No differences were found between the processing results of the different programming languages for centroid position, intensity, or DQS. The second performance aspect is the processing time spent by the algorithm. To clarify the challenge faced by algorithms using second-order linear regression: the centroiding workflow groups 50,000,000 data points into 3,500,000 peak profiles which subsequently are converted into 3,500,000 centroids. Through our centroiding algorithm, the data file is reduced from 1064 to 439 MB.
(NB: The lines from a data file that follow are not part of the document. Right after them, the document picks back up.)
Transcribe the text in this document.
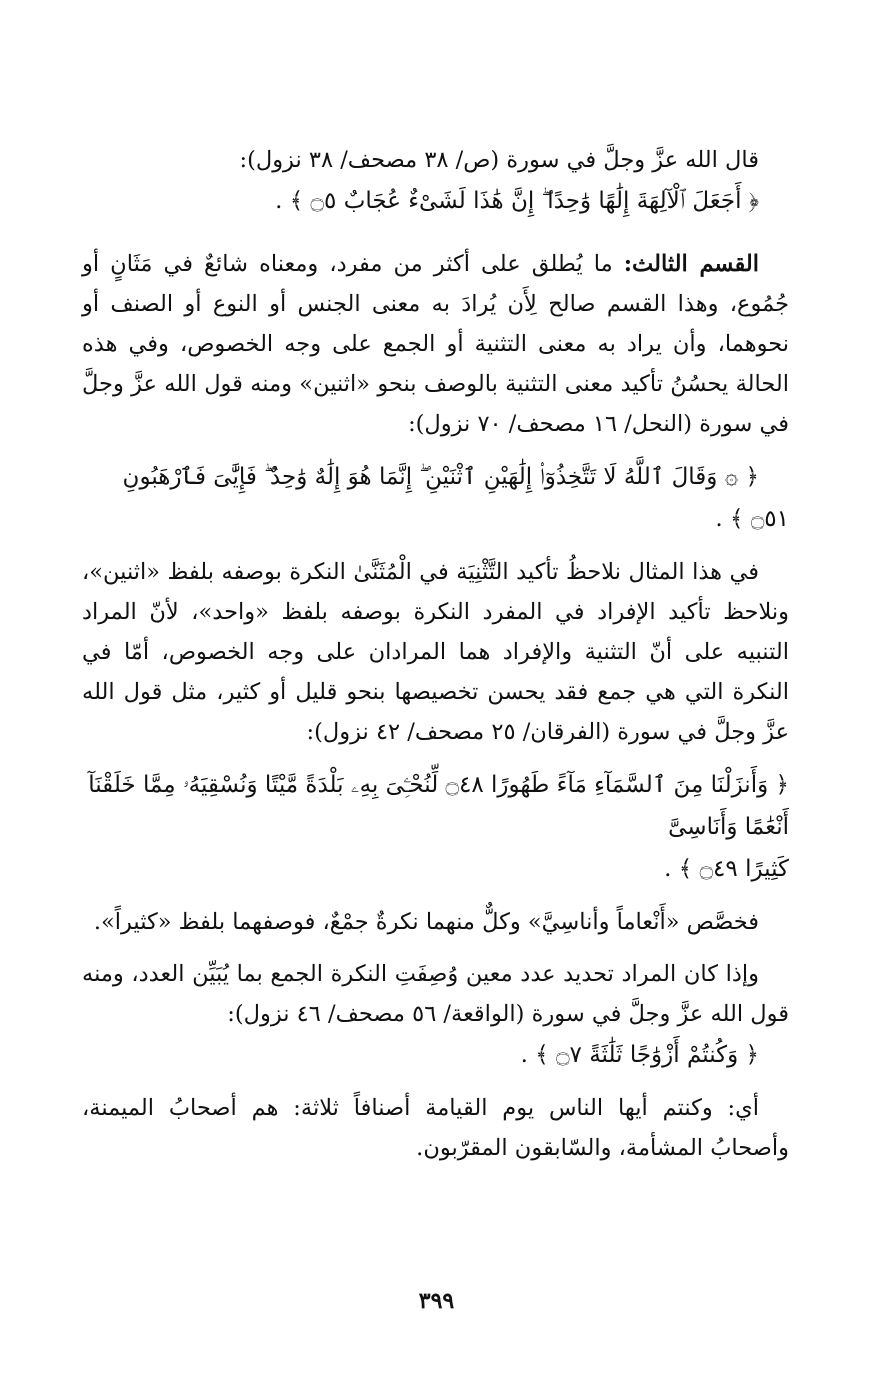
قال الله عزَّ وجلَّ في سورة (ص/ ٣٨ مصحف/ ٣٨ نزول):

﴿ أَجَعَلَ ٱلْآلِهَةَ إِلَٰهًا وَٰحِدًا ۖ إِنَّ هَٰذَا لَشَىْءٌ عُجَابٌ ۝٥ ﴾ .

القسم الثالث: ما يُطلق على أكثر من مفرد، ومعناه شائعٌ في مَثَانٍ أو جُمُوع، وهذا القسم صالح لِأَن يُرادَ به معنى الجنس أو النوع أو الصنف أو نحوهما، وأن يراد به معنى التثنية أو الجمع على وجه الخصوص، وفي هذه الحالة يحسُنُ تأكيد معنى التثنية بالوصف بنحو «اثنين» ومنه قول الله عزَّ وجلَّ في سورة (النحل/ ١٦ مصحف/ ٧٠ نزول):

﴿ ۞ وَقَالَ ٱللَّهُ لَا تَتَّخِذُوٓا۟ إِلَٰهَيْنِ ٱثْنَيْنِ ۖ إِنَّمَا هُوَ إِلَٰهٌ وَٰحِدٌ ۖ فَإِيَّٰىَ فَٱرْهَبُونِ ۝٥١ ﴾ .

في هذا المثال نلاحظُ تأكيد التَّثْنِيَة في الْمُثَنَّىٰ النكرة بوصفه بلفظ «اثنين»، ونلاحظ تأكيد الإفراد في المفرد النكرة بوصفه بلفظ «واحد»، لأنّ المراد التنبيه على أنّ التثنية والإفراد هما المرادان على وجه الخصوص، أمّا في النكرة التي هي جمع فقد يحسن تخصيصها بنحو قليل أو كثير، مثل قول الله عزَّ وجلَّ في سورة (الفرقان/ ٢٥ مصحف/ ٤٢ نزول):

﴿ وَأَنزَلْنَا مِنَ ٱلسَّمَآءِ مَآءً طَهُورًا ۝٤٨ لِّنُحْـِۧىَ بِهِۦ بَلْدَةً مَّيْتًا وَنُسْقِيَهُۥ مِمَّا خَلَقْنَآ أَنْعَٰمًا وَأَنَاسِىَّ

كَثِيرًا ۝٤٩ ﴾ .

فخصَّص «أَنْعاماً وأناسِيَّ» وكلٌّ منهما نكرةٌ جمْعٌ، فوصفهما بلفظ «كثيراً».

وإذا كان المراد تحديد عدد معين وُصِفَتِ النكرة الجمع بما يُبَيِّن العدد، ومنه قول الله عزَّ وجلَّ في سورة (الواقعة/ ٥٦ مصحف/ ٤٦ نزول):

﴿ وَكُنتُمْ أَزْوَٰجًا ثَلَٰثَةً ۝٧ ﴾ .

أي: وكنتم أيها الناس يوم القيامة أصنافاً ثلاثة: هم أصحابُ الميمنة، وأصحابُ المشأمة، والسّابقون المقرّبون.

٣٩٩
A central parameter in the comparison of the different programming environments is the computing speed. The speed comparison was performed using a LENOVO ThinkPad P50-20EQS4QL11 with an Intel Core i7-6820HQ (4 × 2.7 GHz) processor, 16 GB DDR4 RAM (2 × 8 GB), 512 GB SSD M.2. The algorithm is executed fastest with Julia (60 s), followed by Python (105 s) and R (155 s). As a benchmark, msConvert took 55 s to convert profile *.mzXML to centroid *.mzXML. Julia is known for its high performance. However, Python and R can also solve the challenge in a reasonable amount of time. R is the slowest programming language but is widely used in the analytical chemistry community. Many processing and analysis tools for HRMS are implemented in R, making our algorithm convenient to couple with the other tools. However, even the slowest version of the algorithm implemented in R performs approximately 23,000 regressions per second, which is considerably fast. It must be mentioned here that no interface to other programming languages, such as C + + in the case of R, was used to speed up the computations. The efficiency of the code in R and Python is made possible primarily by using sparse matrix algebra.

Conclusion

The DQS is suitable to describe the quality of centroids originating from profile mass spectra. The DQS enables error propagation for centroiding to filter out low-quality, highly uncertain centroids, which substantially facilitates data interpretation. For Orbitrap-MS, peak profiles are mostly Gaussian-shaped [14]. The DQS is appended to the conventional centroid list as it allows detecting low-precision, low-accuracy centroids and can be applied for feature detection in HPLC-HRMS. Additionally, our algorithm efficiently determines the peak profile widths and associates them with their centroids. Estimating peak widths is of interest for subsequent data processing steps, e.g., to decide how the m/z domain should be grouped for feature detection. Our algorithm is significantly improved compared to conventional centroiding algorithms in which the central information (quality, width) on the former peak profile quality is lost.